Another recently approved DMD drug is also facing resistance over pricing. Advocacy groups had pressured the US Food and Drug Administration to clear Exondys 51 (eteplirsen), which the FDA did in September 2016 (Nat. Biotechnol. 34, 675–676, 2016). The antisense drug had showed in clinical studies that dystrophin, the protein affected by the disease, increased in patients' skeletal muscles, yet had demonstrated no clinical benefit. The drugmaker Sarepta of Cambridge, Massachusetts, priced the RNA therapeutic at about $300,000 annually—lower than expected—but still it has met strong pushback from insurers.

Biogen's newly approved drug Spinraza (nusinersen) (Nat. Biotechnol. 35, 99–100, 2017) has experienced similar reimbursement issues. The drug—in-licensed from Ionis in Carlsbad, California—did show clinical efficacy in a pivotal trial in early-onset spinal muscular atrophy. Treated patients achieved a sustained motor function improvement over those in the untreated group, and a greater percentage of patients survived compared with those in the control group. But the Boston biotech priced Spinraza at $125,000 a dose, which puts the first-year cost at $750,000, and about $375,000 per year after that, and thus payers have placed caveats around their coverage. Insurers Anthem of Indianapolis, and Humana, of Louisville, Kentucky, for example, said they will reimburse only patients with the most severe forms of the disease, and require proof that the drug is working before covering it beyond 6 months. UnitedHealth Group of Hopkins, Minnesota, will cover all disease forms, but is also requiring drugmakers to demonstrate sustained improvement for continued therapy.

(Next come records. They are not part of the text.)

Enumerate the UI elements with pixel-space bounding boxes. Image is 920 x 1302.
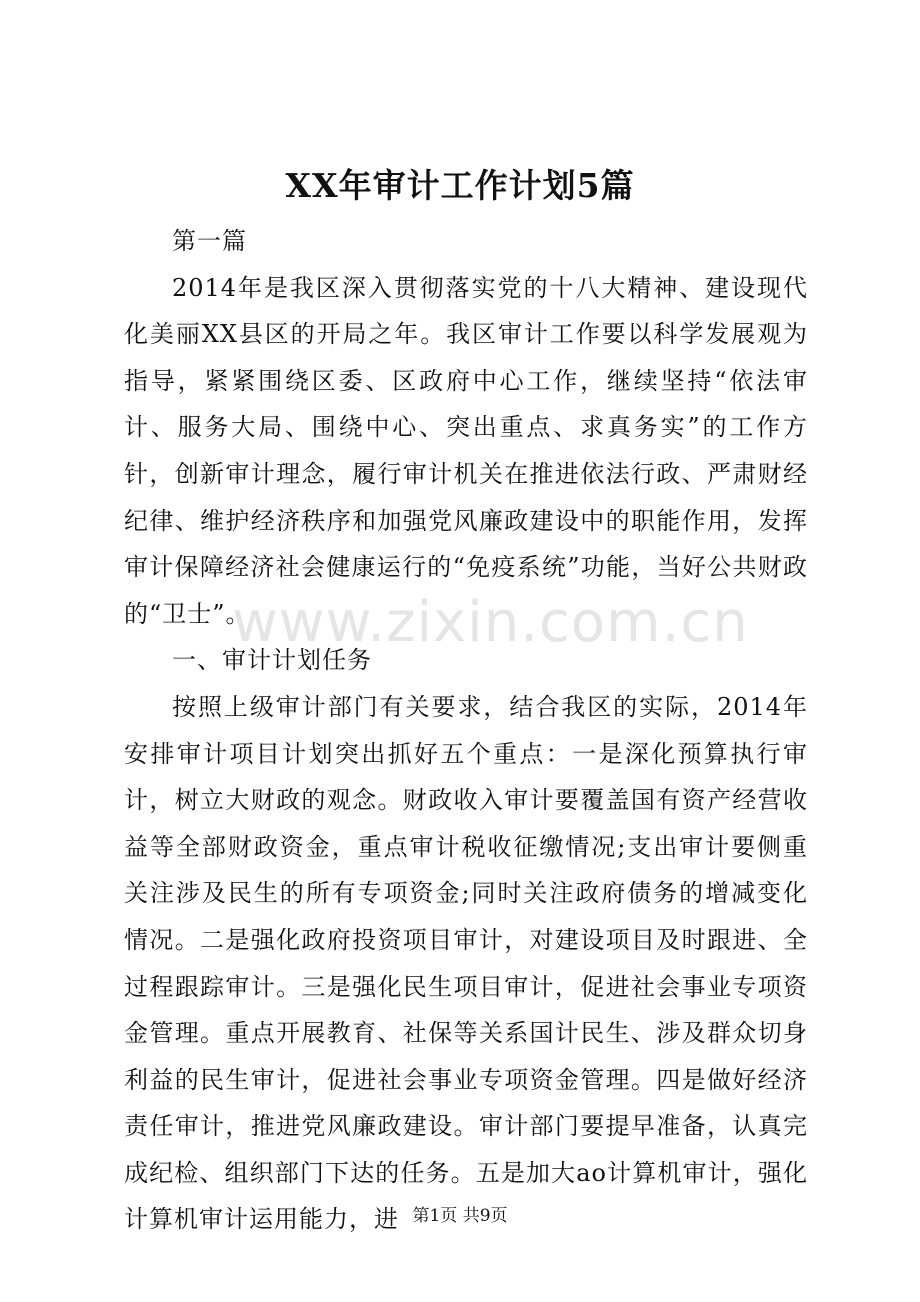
section-heading: 第一篇 [172,227,247,255]
document-body [124,218,808,1243]
watermark: www.zixin.com.cn [232,590,749,655]
subsection-heading: 一、审计计划任务 [172,646,372,675]
paragraph-plan: 按照上级审计部门有关要求，结合我区的实际，2014年安排审计项目计划突出抓好五个重点：一是深化预算执行审计，树立大财政的观念。财政收入审计要覆盖国有资产经营收益等全部财政资金，重点审计税收征缴情况;支出审计要侧重关注涉及民生的所有专项资金;同时关注政府债务的增减变化情况。二是强化政府投资项目审计，对建设项目及时跟进、全过程跟踪审计。三是强化民生项目审计，促进社会事业专项资金管理。重点开展教育、社保等关系国计民生、涉及群众切身利益的民生审计，促进社会事业专项资金管理。四是做好经济责任审计，推进党风廉政建设。审计部门要提早准备，认真完成纪检、组织部门下达的任务。五是加大ao计算机审计，强化计算机审计运用能力，进 [124,692,808,1234]
page-footer: 第1页 共9页 [412,1206,508,1226]
paragraph-intro: 2014年是我区深入贯彻落实党的十八大精神、建设现代化美丽XX县区的开局之年。我区审计工作要以科学发展观为指导，紧紧围绕区委、区政府中心工作，继续坚持“依法审计、服务大局、围绕中心、突出重点、求真务实”的工作方针，创新审计理念，履行审计机关在推进依法行政、严肃财经纪律、维护经济秩序和加强党风廉政建设中的职能作用，发挥审计保障经济社会健康运行的“免疫系统”功能，当好公共财政的“卫士”。 [124,273,808,628]
document-title: XX年审计工作计划5篇 [285,166,635,205]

These payers might soon have more clarity on what to weigh up when evaluating orphan drugs. The Institute for Clinical and Economic Review (ICER), a non-profit that examines the value proposition for various classes of drugs and has been warily eyed by both the biotech and pharmaceutical lobby groups, will in May hold a policy summit to discuss orphan drugs and pricing. ICER, which has already examined the non-small-cell lung cancer, hepatitis C and multiple myeloma spaces, among others, plans to release a report on value-based prices for rare conditions, examining Spinraza as a jumping-off point for the discussion.

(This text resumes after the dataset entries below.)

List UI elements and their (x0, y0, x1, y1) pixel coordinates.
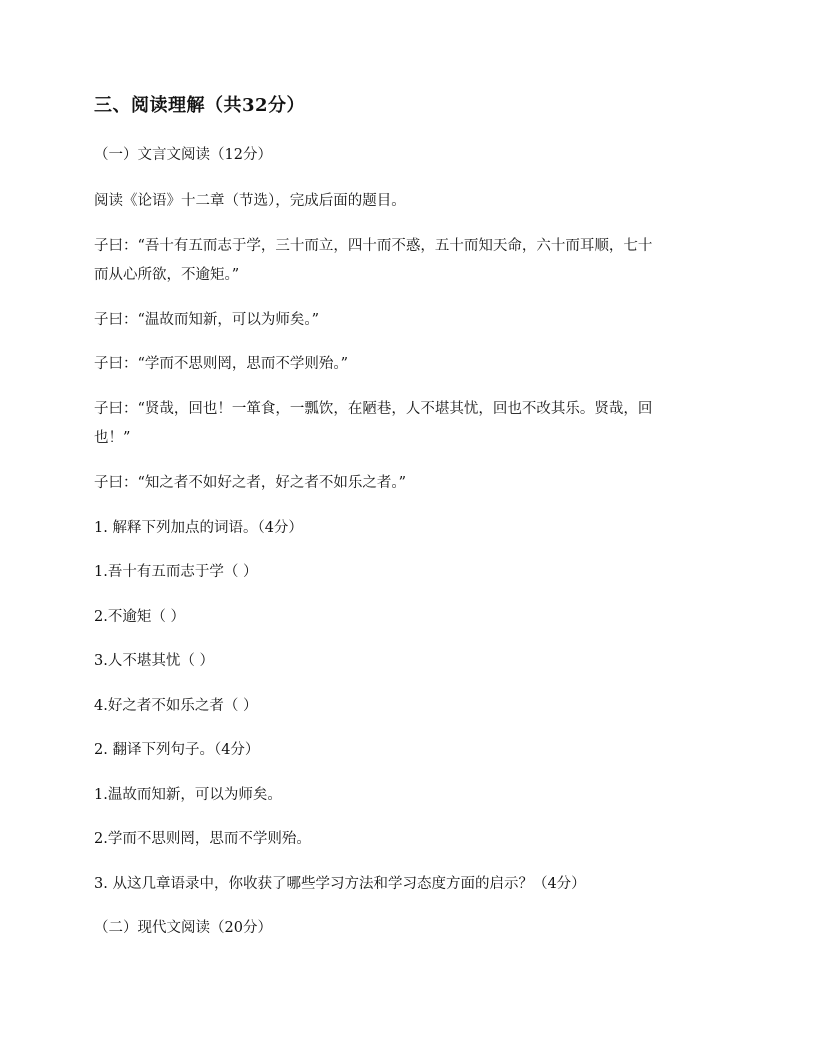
passage-1-line-2: 而从心所欲，不逾矩。” (94, 267, 240, 283)
subsection-title-classical: （一）文言文阅读（12分） (94, 147, 272, 163)
section-title: 三、阅读理解（共32分） (94, 95, 306, 116)
passage-5: 子曰：“知之者不如好之者，好之者不如乐之者。” (94, 475, 407, 491)
passage-4-line-2: 也！” (94, 430, 131, 446)
question-2-item: 1.温故而知新，可以为师矣。 (94, 787, 282, 803)
question-1-item: 4.好之者不如乐之者（ ） (94, 698, 258, 714)
question-1-item: 3.人不堪其忧（ ） (94, 653, 214, 669)
question-2-prompt: 2. 翻译下列句子。（4分） (94, 742, 260, 758)
reading-intro: 阅读《论语》十二章（节选），完成后面的题目。 (94, 193, 406, 209)
question-1-prompt: 1. 解释下列加点的词语。（4分） (94, 520, 303, 536)
question-2-item: 2.学而不思则罔，思而不学则殆。 (94, 831, 311, 847)
passage-3: 子曰：“学而不思则罔，思而不学则殆。” (94, 356, 349, 372)
subsection-title-modern: （二）现代文阅读（20分） (94, 920, 272, 936)
passage-1-line-1: 子曰：“吾十有五而志于学，三十而立，四十而不惑，五十而知天命，六十而耳顺，七十 (94, 238, 653, 254)
passage-2: 子曰：“温故而知新，可以为师矣。” (94, 312, 320, 328)
question-3-prompt: 3. 从这几章语录中，你收获了哪些学习方法和学习态度方面的启示？（4分） (94, 876, 586, 892)
passage-4-line-1: 子曰：“贤哉，回也！一箪食，一瓢饮，在陋巷，人不堪其忧，回也不改其乐。贤哉，回 (94, 401, 653, 417)
question-1-item: 1.吾十有五而志于学（ ） (94, 564, 258, 580)
question-1-item: 2.不逾矩（ ） (94, 609, 185, 625)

Grassley has become the watchdog on industry drug prices and previously led the investigation into pricing for Foster City, California–based Gilead's hepatitis C drug, Sovaldi (sofosbuvir; Nat. Biotechnol. 32, 501–502, 2014), and requested an explanation from Canonsburg, Pennsylvania–based Mylan Pharmaceuticals on the rapid increase in price for its EpiPen. In December he wrote a letter to president-elect Donald Trump, saying Trump's “strong leadership will be critical in helping to address the high cost of prescription drugs,” after the inauguration. Indeed, high drug prices were an issue in the presidential election for both major political parties; it appears to be the rare bipartisan issue in the US.

And it isn't going away—Trump himself said in January this year that pharma companies are “getting away with murder” concerning drug prices. Marathon, Sarepta and Biogen are just the latest to test the limits of reimbursement in a long-running fight between drugmakers and payers over the perceived value of drugs, with patients sitting in the middle (Nat. Biotechnol. 34, 1231–1241, 2016).